City staff is also encouraging the Council to punt on the issue of whether or not to shorten the runway instead encouraging the Council to leave the issue up to the voters in the 2016 election.

Frank Gruber, a steering Committee Member for Airport2Park and one of the faces of the citizen’s groups fighting for more park space at the airport*, calls the possibility of putting the runway question on the ballot in 2016 “one certifiably bad idea.” After the small forest sacrificed for campaign literature during the Measure LC/Measure D battle, it’s hard not to argue with him.

Even the staff’s plan to begin to turn-over tie-down spaces for more public use is running into controversy. Gruber notes that this land could, and likely should, be turned into park space “beginning to fulfill the promise of LC!” but the staff also writes in its report.

For instance, it might be beneficial to the community to situate certain City government improvements at the Airport, such as an environmental center. Also, certain community serving uses, such as restaurants, and certain commercial uses, such as office uses on the north side, could continue to generate revenue to fund community amenities.

This language, taken on its own, seems to confirm the fears of proponents of Measure D in the last election which would have required a popular vote before any changes to airport property. These groups used fear of development to try and scare people to vote for a much more far-reaching ballot initiative.

Last November, voters approved Measure LC, which affirmed the City Council’s authority to determine the future of the airport, so long as future use of the land was low-intensity park and recreation space. Measure D, the rival ballot measure last November, would have required a popular vote for any changes made to the airport land.

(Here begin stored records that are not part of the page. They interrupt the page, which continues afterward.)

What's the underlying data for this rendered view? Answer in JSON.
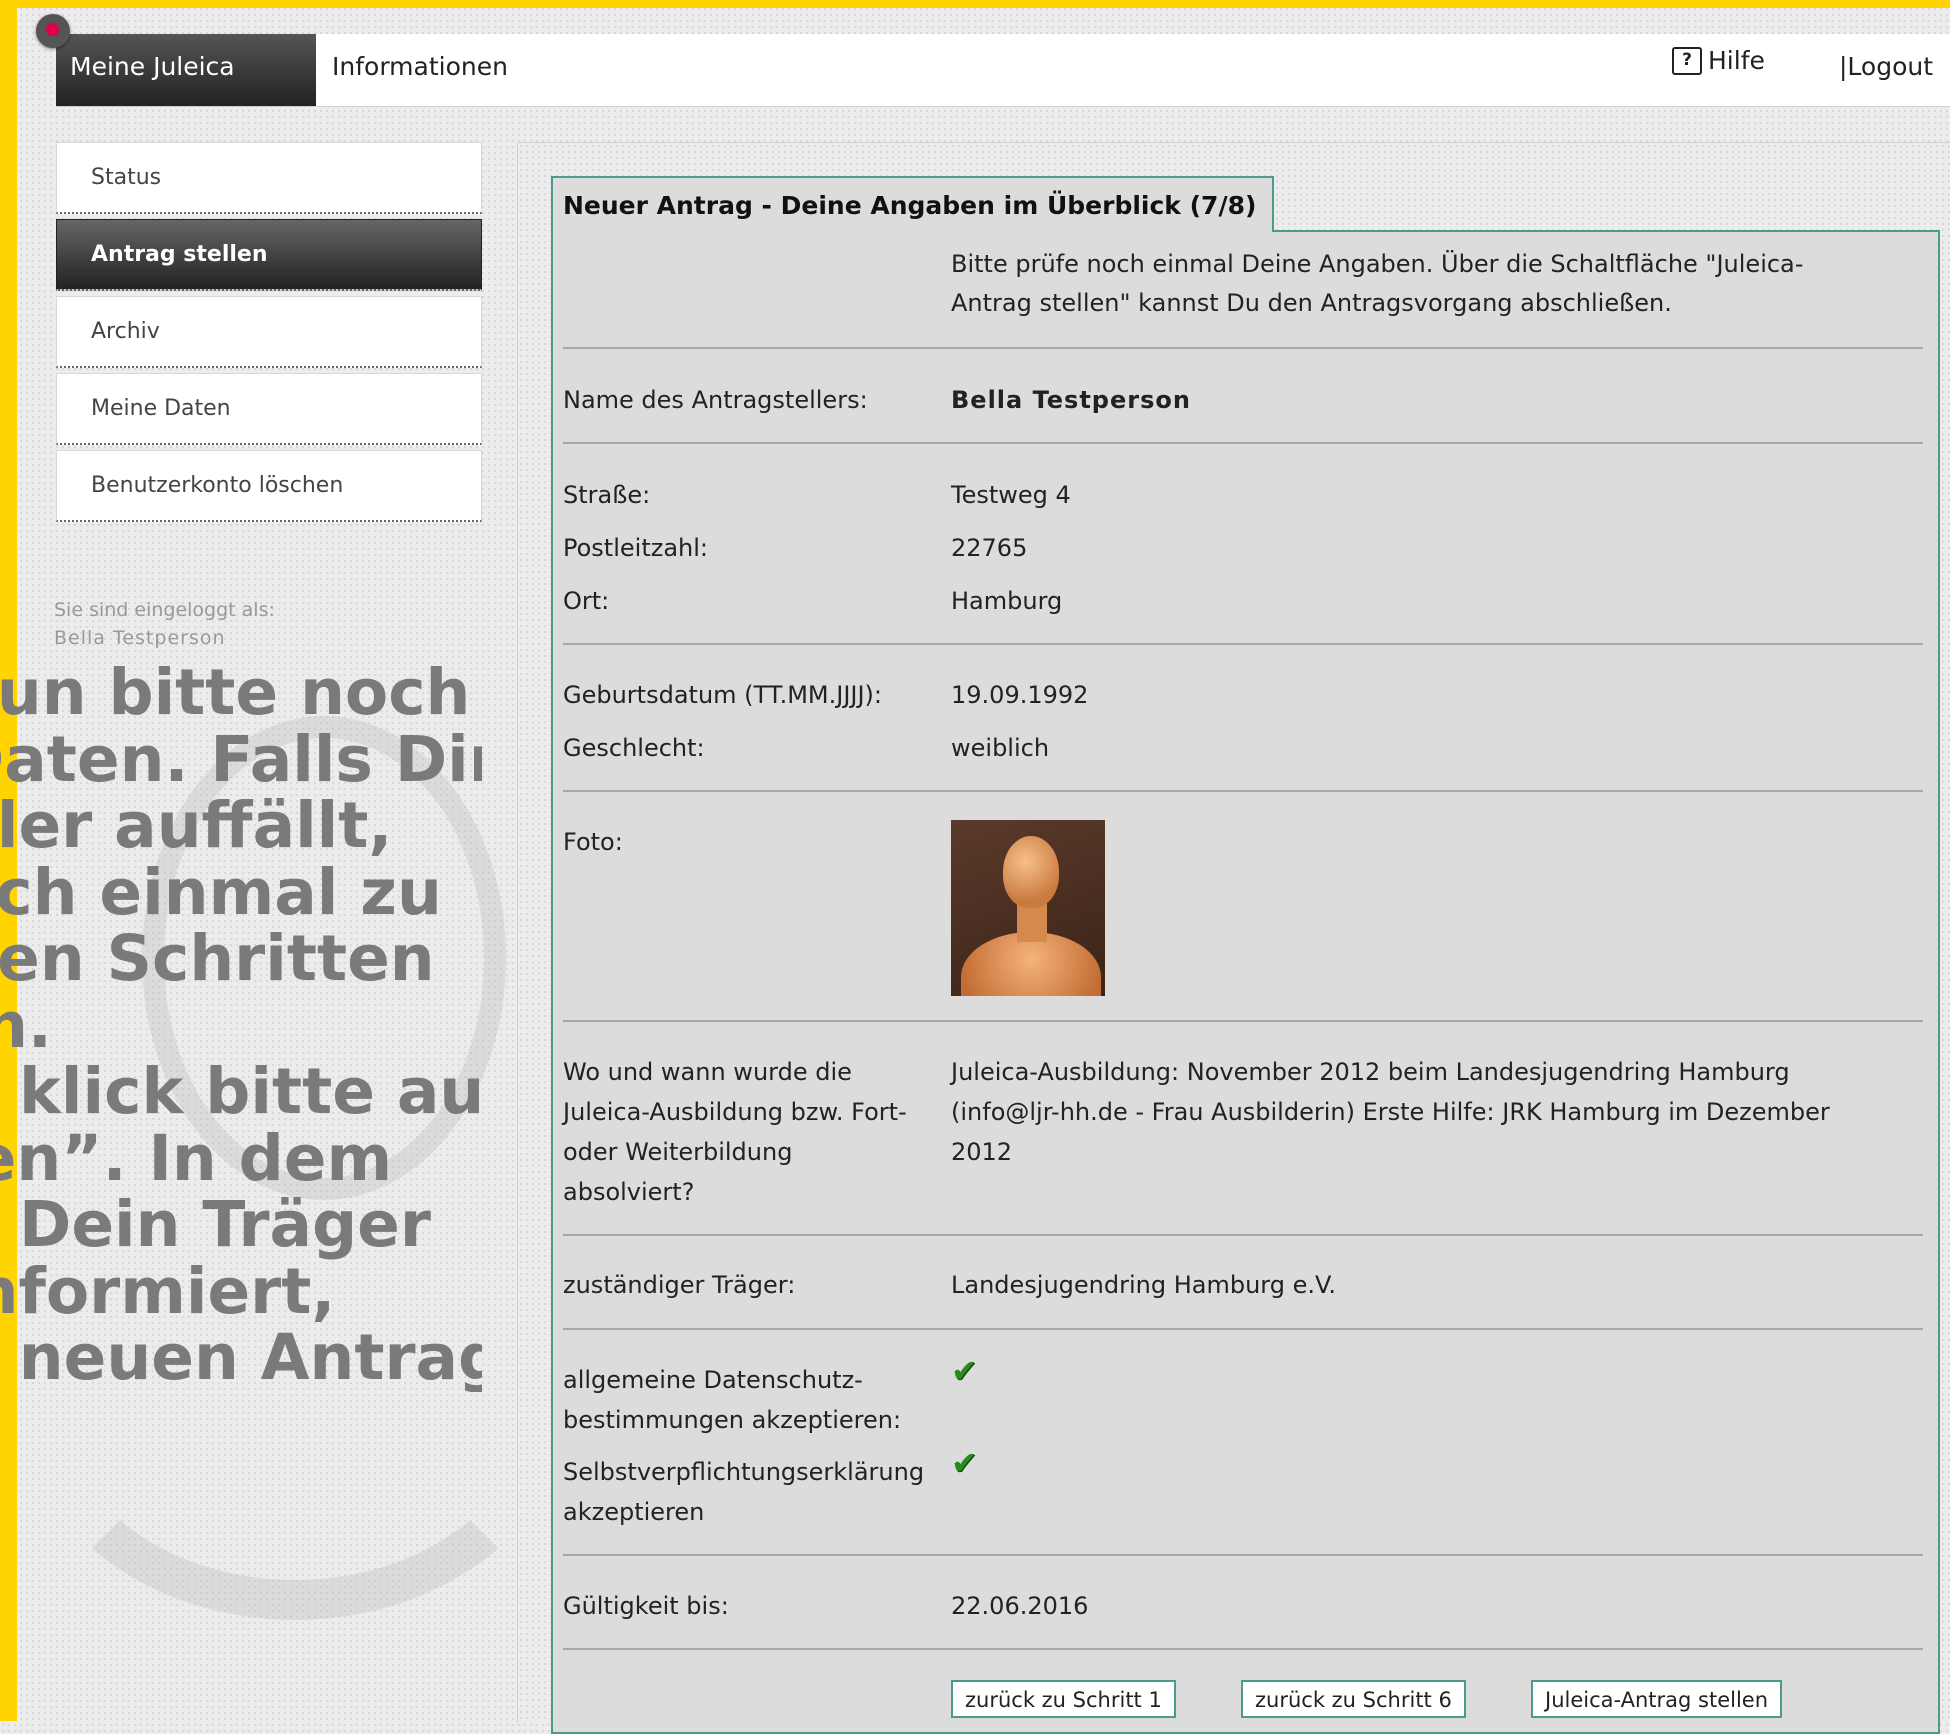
{
  "nav": {
    "tab_active": "Meine Juleica",
    "tab_info": "Informationen",
    "help": "Hilfe",
    "help_icon": "?",
    "logout": "|Logout"
  },
  "sidebar": {
    "items": [
      {
        "label": "Status"
      },
      {
        "label": "Antrag stellen"
      },
      {
        "label": "Archiv"
      },
      {
        "label": "Meine Daten"
      },
      {
        "label": "Benutzerkonto löschen"
      }
    ],
    "active_index": 1,
    "logged_label": "Sie sind eingeloggt als:",
    "logged_user": "Bella Testperson"
  },
  "overlay_text": [
    "nun bitte noch",
    "Daten. Falls Dir",
    "hler auffällt,",
    "och einmal zu",
    "gen Schritten",
    "rn.",
    "d klick bitte auf",
    "len”. In dem",
    "d Dein Träger",
    " informiert,",
    "n neuen Antrag"
  ],
  "form": {
    "title": "Neuer Antrag - Deine Angaben im Überblick (7/8)",
    "intro_line1": "Bitte prüfe noch einmal Deine Angaben. Über die Schaltfläche \"Juleica-",
    "intro_line2": "Antrag stellen\" kannst Du den Antragsvorgang abschließen.",
    "name_label": "Name des Antragstellers:",
    "name_value": "Bella Testperson",
    "street_label": "Straße:",
    "street_value": "Testweg 4",
    "zip_label": "Postleitzahl:",
    "zip_value": "22765",
    "city_label": "Ort:",
    "city_value": "Hamburg",
    "birth_label": "Geburtsdatum (TT.MM.JJJJ):",
    "birth_value": "19.09.1992",
    "gender_label": "Geschlecht:",
    "gender_value": "weiblich",
    "photo_label": "Foto:",
    "training_label_1": "Wo und wann wurde die",
    "training_label_2": "Juleica-Ausbildung bzw. Fort-",
    "training_label_3": "oder Weiterbildung",
    "training_label_4": "absolviert?",
    "training_value_1": "Juleica-Ausbildung: November 2012 beim Landesjugendring Hamburg",
    "training_value_2": "(info@ljr-hh.de - Frau Ausbilderin) Erste Hilfe: JRK Hamburg im Dezember",
    "training_value_3": "2012",
    "carrier_label": "zuständiger Träger:",
    "carrier_value": "Landesjugendring Hamburg e.V.",
    "privacy_label_1": "allgemeine Datenschutz-",
    "privacy_label_2": "bestimmungen akzeptieren:",
    "privacy_check": "✔",
    "commitment_label_1": "Selbstverpflichtungserklärung",
    "commitment_label_2": "akzeptieren",
    "commitment_check": "✔",
    "validity_label": "Gültigkeit bis:",
    "validity_value": "22.06.2016"
  },
  "buttons": {
    "back1": "zurück zu Schritt 1",
    "back6": "zurück zu Schritt 6",
    "submit": "Juleica-Antrag stellen"
  },
  "colors": {
    "accent_yellow": "#ffd400",
    "teal_border": "#4a9a8e",
    "check_green": "#2a8a1e",
    "pin_magenta": "#e0004a"
  }
}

While staff’s language was something of a surprise, it refers to the north side of the airport, the part of the property that would be decided in either a City Council vote or 2016 ballot initiative, not the south side which the city would begin “turning down” on July 1.

It will be interesting to see how the Council responds to this portion of the recommendation, either leaving in the non-binding language or changing it to reflect the voters’ will when they rejected Measure D last fall.

In the end, many advocates for comprehensive change at the airport find the staff report discouraging but are still hopeful for major changes at the airport.

“Congress Representatives Ted Lieu and Karen Bass, Los Angeles Councilmember Mike Bonin, and former Los Angeles Councilmember Bill Rosendahl are in favor of full closure of Santa Monica Airport,” writes Marty Rubin, the director of Concerned Residents Against Airport Pollution. “The Sierra Club and a large majority of Santa Monica residents are too. It’s time to stop catering to the filthy rich at the expense of the health, safety, and well-being of many thousands of families. All eyes are watching to see what the Santa Monica City Council will do.”